Technology design considerations
  • Privacy: The digital pound will be private in the sense that neither the government nor the Bank would have access to users’ personal data except in limited circumstances (such as law enforcements-related needs in line with the current position). However, the digital pound will not be anonymous because the wallet providing PIPs or ESIPs will hold user information (essentially like current bank accounts). These need the ability to identify and verify users in line with financial crime requirements.
  • Security: Managing security risk is critical for the Bank. Cryptographic algorithms, secure access management, layers of security controls etc are all likely to be deployed to ensure a comprehensive security assurance programme.
  • Resilience: Resilience to disruption is key. The ambition is for 24/7/365 availability with a target uptime (when the system is available and operational) of close to 100%. The Bank is likely to rely on containment and redundancy mechanisms to achieve resilience.
  • Performance: The Bank estimates a performance level of approx. 30,000 transactions per second may be the necessary level of performance. As further use-cases develop, this need could rise to 100,000 transactions per second. To achieve this, the system will rely on techniques such as horizontal scaling, multi-destinational payments and off-line payments
  • Extensibility: The digital pound system will need to allow for new functionality to be added without impairing system functions. The Bank will consider open-source components and composable architecture.
  • Energy Usage: The digital pound infrastructure will also need to be energy efficient and designed in a way which minimises any impact on the environment and assists with reaching net zero by 2050.

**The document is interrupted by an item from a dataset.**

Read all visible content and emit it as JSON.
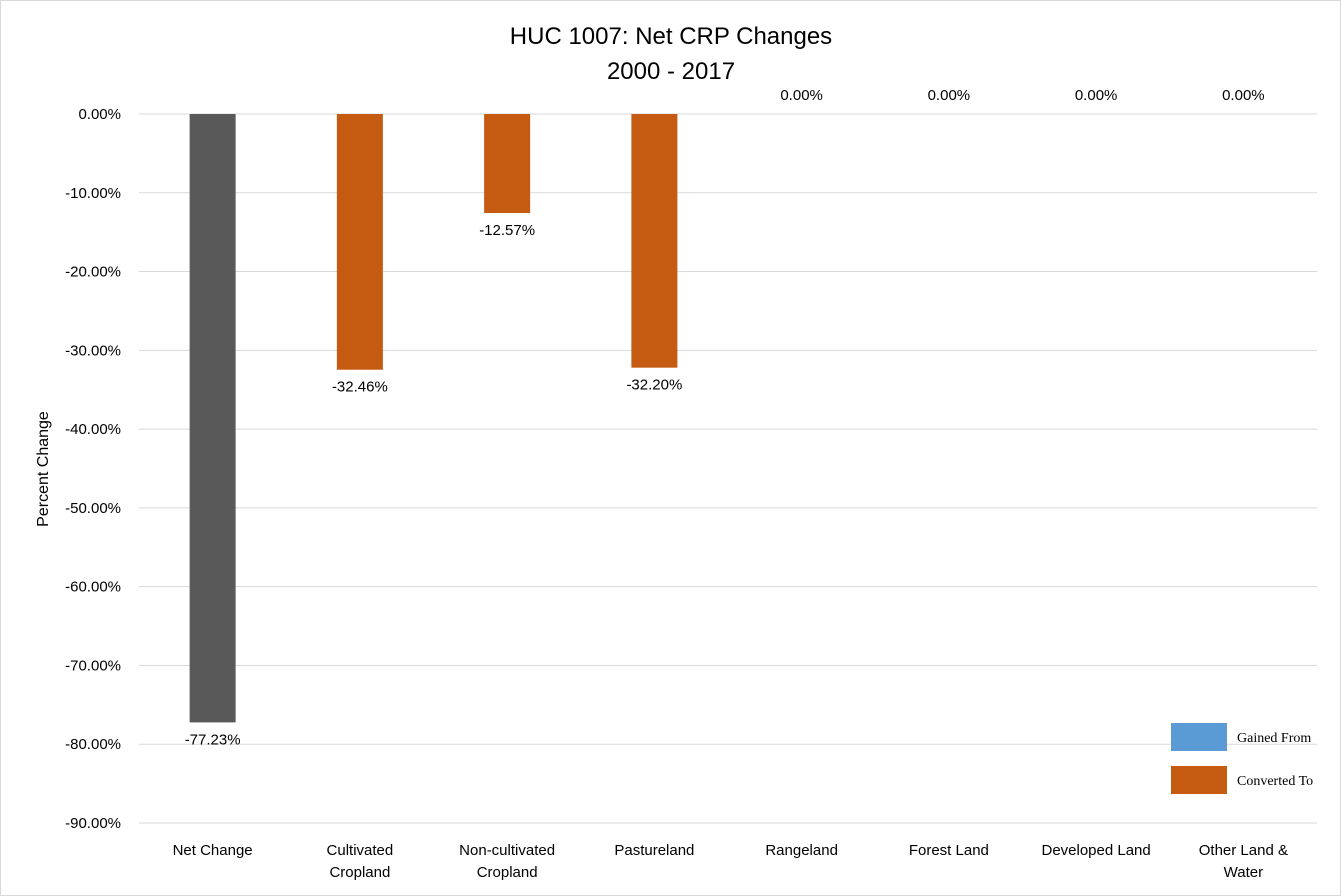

Illustrative conceptual model
  • Core Ledger: The core ledger may be a traditional centralised database or may employ Distributed Ledger Technology (DLT).
  • Analytics: The Bank may need to collect aggregate data to undertake economic and policy analysis; as well as operational metadata for analysis of system status and performance. Both sets of data will be anonymised held via a separate data platform.  
  • Alias Service: An alias service would use identifiers to route transactions between users and enable interoperability with existing payment infrastructure. Aliases will also conceal the wallet identifier.
  • API Layer: The API layer would allow PIPs and ESIPs to access core ledger functionality in order to offer services to users.
  • Devices and Payments: To be effective, the digital pound will need to be widely adopted and available in-store, online and peer-to-peer. Payments will be possible through smart devices, smart cards, ecommerce websites and applications, and existing point-of-sale technologies.
  • Interoperability: Conversion between the digital pound and other forms of money (like cash and bank deposits) is essential. Existing payment infrastructure (e.g. Faster Payments, LINK etc) may be deployed to achieve interoperability.
  • Programmability: Programmable functionality of wallets will be possible with features such as automated payments, delivery-versus-payment and smart contract functionality.
  • Offline payments: Offline payments might be available increasing system resilience in the event of network disruption. However, the risk of double spend and challenges in verifying the authenticity of funds will need to be managed carefully.